Les filles d’Egalie, Gerd Brantenberg.

Traduit du norvégien par Jean-Baptiste Coursaud.
Editions Zulma

« L’inégalité de la nature repose sur l’incapacité de l’homme à accoucher, à donner naissance à des enfants. Ne pas avoir ce privilège signifie à son tour que l’homme a une fonction purement subordonnée dans la création de la vie fumaine. L’aventure d’un soir que nous avons connue vous et moi, elle y a de cela une éternité, illustre d’ailleurs ce propos à merveille. Nous pouvons l’affirmer sans peine et elle convient de le souligner. Au risque de me répéter : l’homme remplit une fonction tout à fait subordonnée. Si on se place du côté de la nature, l’homme n’a aucune prédisposition naturelle pour donner vie à la Femme, tout comme il ne peut ni préserver, ni maintenir, ni protéger cette vie. C’est sa destinée biologique, mademoiseau Tapinois.« 

En Egalie, la culture matriarcale règne en maîtresse. La Présidente travaille nuit et jour tandis que son mari s’occupe du foyer et des enfants. C’est bientôt le bal des débutants et leur fils adolescent – un grand garson maigre ne répondant pas aux critères de beauté masculine qui valorisent rondeurs et barbes soignées – s’inquiète de ne pas être choisi. Il porte depuis peu le soutien-verge (soutiv) et rêve de devenir marine-pêcheuse, un métier réservé aux femmes.
Ses aspirations frustrées le mèneront à questionner les principes mêmes du matriarcat …
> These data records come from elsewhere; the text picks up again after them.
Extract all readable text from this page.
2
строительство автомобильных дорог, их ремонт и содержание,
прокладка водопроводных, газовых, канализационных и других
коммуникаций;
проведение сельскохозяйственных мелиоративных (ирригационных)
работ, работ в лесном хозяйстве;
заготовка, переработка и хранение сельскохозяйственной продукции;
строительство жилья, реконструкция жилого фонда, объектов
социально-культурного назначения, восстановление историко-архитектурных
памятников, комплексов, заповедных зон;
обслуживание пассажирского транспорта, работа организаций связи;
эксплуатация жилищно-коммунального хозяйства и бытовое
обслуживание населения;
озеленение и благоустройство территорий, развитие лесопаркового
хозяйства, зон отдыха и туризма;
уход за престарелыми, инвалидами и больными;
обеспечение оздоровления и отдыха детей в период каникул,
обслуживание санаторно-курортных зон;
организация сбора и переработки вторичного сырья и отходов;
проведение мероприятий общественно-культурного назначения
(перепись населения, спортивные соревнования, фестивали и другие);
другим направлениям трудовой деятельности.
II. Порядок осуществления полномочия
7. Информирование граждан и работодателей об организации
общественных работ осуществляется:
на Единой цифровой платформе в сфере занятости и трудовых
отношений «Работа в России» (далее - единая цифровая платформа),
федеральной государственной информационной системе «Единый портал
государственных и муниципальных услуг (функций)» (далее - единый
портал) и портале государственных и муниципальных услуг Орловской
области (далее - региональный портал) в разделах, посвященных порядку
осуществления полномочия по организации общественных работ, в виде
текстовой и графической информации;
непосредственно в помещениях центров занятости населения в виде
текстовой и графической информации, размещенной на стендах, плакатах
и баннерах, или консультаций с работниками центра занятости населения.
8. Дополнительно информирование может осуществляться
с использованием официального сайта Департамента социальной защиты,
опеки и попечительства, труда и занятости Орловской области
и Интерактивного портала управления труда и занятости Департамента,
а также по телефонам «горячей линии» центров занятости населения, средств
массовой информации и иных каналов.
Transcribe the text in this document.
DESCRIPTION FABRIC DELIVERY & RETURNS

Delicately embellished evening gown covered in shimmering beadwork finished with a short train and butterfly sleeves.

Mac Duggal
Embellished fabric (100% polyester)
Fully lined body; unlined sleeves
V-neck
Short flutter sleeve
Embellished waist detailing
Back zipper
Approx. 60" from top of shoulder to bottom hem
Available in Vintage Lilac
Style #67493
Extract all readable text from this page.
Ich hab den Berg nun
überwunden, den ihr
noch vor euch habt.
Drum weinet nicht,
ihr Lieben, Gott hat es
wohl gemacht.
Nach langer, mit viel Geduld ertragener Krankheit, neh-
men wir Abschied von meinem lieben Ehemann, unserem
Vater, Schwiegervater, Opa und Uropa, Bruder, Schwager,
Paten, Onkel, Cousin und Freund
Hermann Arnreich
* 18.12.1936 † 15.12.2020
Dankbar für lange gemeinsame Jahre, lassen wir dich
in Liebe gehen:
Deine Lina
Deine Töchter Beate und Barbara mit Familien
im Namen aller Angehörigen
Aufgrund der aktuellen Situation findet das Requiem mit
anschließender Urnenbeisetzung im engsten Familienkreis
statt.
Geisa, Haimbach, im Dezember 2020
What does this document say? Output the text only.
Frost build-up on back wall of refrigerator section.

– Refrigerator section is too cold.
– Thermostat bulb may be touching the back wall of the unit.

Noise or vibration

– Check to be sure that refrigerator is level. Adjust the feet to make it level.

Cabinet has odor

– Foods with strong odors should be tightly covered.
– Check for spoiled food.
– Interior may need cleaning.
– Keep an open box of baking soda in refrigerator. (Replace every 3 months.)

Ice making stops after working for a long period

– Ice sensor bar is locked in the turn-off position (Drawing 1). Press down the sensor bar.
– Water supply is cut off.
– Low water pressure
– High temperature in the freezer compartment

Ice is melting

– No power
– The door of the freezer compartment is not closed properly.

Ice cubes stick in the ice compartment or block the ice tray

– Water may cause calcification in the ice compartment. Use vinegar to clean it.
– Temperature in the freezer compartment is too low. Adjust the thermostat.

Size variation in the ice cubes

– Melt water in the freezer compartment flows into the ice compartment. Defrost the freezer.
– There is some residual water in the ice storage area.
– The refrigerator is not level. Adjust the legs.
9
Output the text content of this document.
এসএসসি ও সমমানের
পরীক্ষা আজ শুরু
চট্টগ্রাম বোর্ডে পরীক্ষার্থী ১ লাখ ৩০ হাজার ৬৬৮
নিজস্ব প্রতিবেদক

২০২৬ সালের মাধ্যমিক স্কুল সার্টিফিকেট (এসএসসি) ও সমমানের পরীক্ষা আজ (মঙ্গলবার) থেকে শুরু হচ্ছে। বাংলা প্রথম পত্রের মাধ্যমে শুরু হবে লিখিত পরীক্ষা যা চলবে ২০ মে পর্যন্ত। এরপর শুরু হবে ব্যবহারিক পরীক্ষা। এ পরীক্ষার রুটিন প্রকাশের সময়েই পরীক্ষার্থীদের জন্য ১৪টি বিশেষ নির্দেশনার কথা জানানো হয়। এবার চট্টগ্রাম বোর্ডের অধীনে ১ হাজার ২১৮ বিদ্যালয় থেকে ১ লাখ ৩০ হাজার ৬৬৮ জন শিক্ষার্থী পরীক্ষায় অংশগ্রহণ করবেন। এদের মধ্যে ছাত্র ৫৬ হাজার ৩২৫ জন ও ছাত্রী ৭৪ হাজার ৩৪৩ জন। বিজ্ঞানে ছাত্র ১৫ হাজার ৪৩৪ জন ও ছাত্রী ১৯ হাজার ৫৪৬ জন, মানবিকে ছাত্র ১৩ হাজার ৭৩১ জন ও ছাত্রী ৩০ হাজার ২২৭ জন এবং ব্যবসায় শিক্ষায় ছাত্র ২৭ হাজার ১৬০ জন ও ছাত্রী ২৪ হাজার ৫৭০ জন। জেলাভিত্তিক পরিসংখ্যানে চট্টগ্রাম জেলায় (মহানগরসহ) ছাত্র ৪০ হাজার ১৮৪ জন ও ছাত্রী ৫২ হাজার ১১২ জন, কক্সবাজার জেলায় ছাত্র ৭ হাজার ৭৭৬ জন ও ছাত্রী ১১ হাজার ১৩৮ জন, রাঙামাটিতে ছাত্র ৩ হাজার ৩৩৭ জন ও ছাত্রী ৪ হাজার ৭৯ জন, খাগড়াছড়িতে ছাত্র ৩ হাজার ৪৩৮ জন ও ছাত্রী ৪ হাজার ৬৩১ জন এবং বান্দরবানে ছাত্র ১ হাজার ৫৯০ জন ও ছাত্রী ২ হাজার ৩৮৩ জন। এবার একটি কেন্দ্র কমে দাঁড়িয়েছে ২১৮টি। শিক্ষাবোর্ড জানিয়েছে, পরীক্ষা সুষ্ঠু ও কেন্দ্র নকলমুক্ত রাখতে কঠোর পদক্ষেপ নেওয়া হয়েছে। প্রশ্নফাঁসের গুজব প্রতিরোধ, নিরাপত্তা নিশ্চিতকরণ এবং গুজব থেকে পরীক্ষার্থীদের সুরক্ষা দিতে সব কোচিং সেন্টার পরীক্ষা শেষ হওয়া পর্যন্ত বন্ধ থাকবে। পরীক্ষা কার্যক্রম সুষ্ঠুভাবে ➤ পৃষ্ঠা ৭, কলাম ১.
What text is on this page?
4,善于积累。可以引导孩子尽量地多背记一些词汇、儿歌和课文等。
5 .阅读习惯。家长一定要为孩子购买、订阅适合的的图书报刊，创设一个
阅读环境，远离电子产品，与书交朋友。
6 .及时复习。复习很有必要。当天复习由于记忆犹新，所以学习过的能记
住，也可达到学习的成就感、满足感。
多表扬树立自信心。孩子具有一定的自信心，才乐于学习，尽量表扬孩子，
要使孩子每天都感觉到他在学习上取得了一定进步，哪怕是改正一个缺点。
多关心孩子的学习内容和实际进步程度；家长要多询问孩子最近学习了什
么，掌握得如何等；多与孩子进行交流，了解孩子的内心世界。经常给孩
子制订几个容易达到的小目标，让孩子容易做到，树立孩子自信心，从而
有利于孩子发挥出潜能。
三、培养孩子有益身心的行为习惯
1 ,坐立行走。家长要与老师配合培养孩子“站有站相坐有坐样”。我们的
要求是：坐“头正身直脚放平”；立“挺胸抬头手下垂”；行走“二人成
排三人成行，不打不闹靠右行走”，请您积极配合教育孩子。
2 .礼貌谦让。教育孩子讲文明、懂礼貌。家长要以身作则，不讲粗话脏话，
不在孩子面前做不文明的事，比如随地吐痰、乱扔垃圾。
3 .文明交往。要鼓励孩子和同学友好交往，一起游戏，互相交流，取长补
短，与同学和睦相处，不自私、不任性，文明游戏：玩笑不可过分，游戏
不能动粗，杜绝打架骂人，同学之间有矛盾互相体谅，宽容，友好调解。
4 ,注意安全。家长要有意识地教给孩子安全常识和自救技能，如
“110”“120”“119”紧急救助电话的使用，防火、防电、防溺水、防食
Cette lecture m’a tricoté le cerveau à l’envers et j’ai bien aimé ça !
Entre l’écriture qui féminise systématiquement les termes et la description d’un monde littéralement opposé au nôtre (où les garsons se font agresser sexuellement, tentent d’échapper à la violence des injonctions matriarcales, s’allient en non-mixité pour réfléchir à leur avenir et trouvent parfoisdans l’homosexualité un amour sans domination), difficile de ne pas écarquiller les yeux en pensant que ce texte a été écrit en 1977.
J’ai parfois perdu un peu de mon intérêt pour le texte lorsqu’il se transformait trop nettement en manuel éducatif mais son humour acide m’a beaucoup plu.